Several of the Americans suggested that mentors and other sorts of informal education may help infuse the culture with ethics awareness in a way not possible in the classroom.
“It’s very important to have it in your environment…all the time, because the influence just emanates into the institution,” said Stanley G. Korenman, M.D., Associate Dean for Ethics and director of the Ethics and Regulatory Knowledge of the CTSA Program at the University of California-Los Angeles School of Medicine.
Added Kalichman: “We should be training scientists and preparing scientists so that they can ask questions and know where to go and what to do if they believe something is wrong…. We need to create an environment where people are talking about what it means to apply ethics in conducting research.”
The Next Step—Cooperation
Throughout the three days of the workshop, participants discussed an array of possible joint projects, and both delegations expressed a strong desire to work together on ethics education efforts that could have a tangible impact in each country.
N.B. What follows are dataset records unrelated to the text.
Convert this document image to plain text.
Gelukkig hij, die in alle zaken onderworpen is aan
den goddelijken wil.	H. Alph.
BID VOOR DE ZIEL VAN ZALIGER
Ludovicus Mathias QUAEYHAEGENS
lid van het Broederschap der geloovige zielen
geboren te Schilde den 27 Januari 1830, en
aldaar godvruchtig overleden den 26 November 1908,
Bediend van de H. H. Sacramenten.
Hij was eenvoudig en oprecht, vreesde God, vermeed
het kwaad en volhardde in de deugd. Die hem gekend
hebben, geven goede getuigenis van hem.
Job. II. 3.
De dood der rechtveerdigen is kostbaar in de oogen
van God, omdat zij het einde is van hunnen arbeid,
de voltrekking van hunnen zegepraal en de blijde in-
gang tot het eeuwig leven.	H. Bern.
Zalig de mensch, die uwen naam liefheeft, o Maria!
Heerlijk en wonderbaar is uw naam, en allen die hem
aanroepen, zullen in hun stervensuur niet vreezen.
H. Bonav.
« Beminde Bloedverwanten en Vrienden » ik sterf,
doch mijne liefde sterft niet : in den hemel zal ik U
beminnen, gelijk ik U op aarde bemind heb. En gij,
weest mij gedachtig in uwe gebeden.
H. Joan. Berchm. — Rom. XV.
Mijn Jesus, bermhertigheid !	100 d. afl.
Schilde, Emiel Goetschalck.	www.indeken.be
Sun Mengxin, deputy director-general of CAST’s Department of International Affairs and one of the key-organizers of the workshop, said “it might be possible for our two organizations to join hands to develop a guidebook for students, and for scientists and researchers alike.”
The book should stress practical advice rather than theoretical discussion, Sun said. Such a book could include case studies and best practices in both countries, and could point to other resources, workshop participants said.
To explore these ideas, CAST and AAAS plan to establish a steering committee that would include experts from both nations. The committee also could serve to encourage other U.S.-Chinese engagement on research ethics.
“I have been touched by the high caliber of participation and the high quality of discussion,” Sun said as the meeting closed. “It is a very helpful dialogue that will contribute to understanding each other better.”
Frankel, who worked closely with Sun in organizing the event, shared that sentiment. “If the ideas and energy exchanged at this workshop can be applied to specific collaborative projects, then there will be much to look forward to by way of products that will aid the scientific communities in both countries.”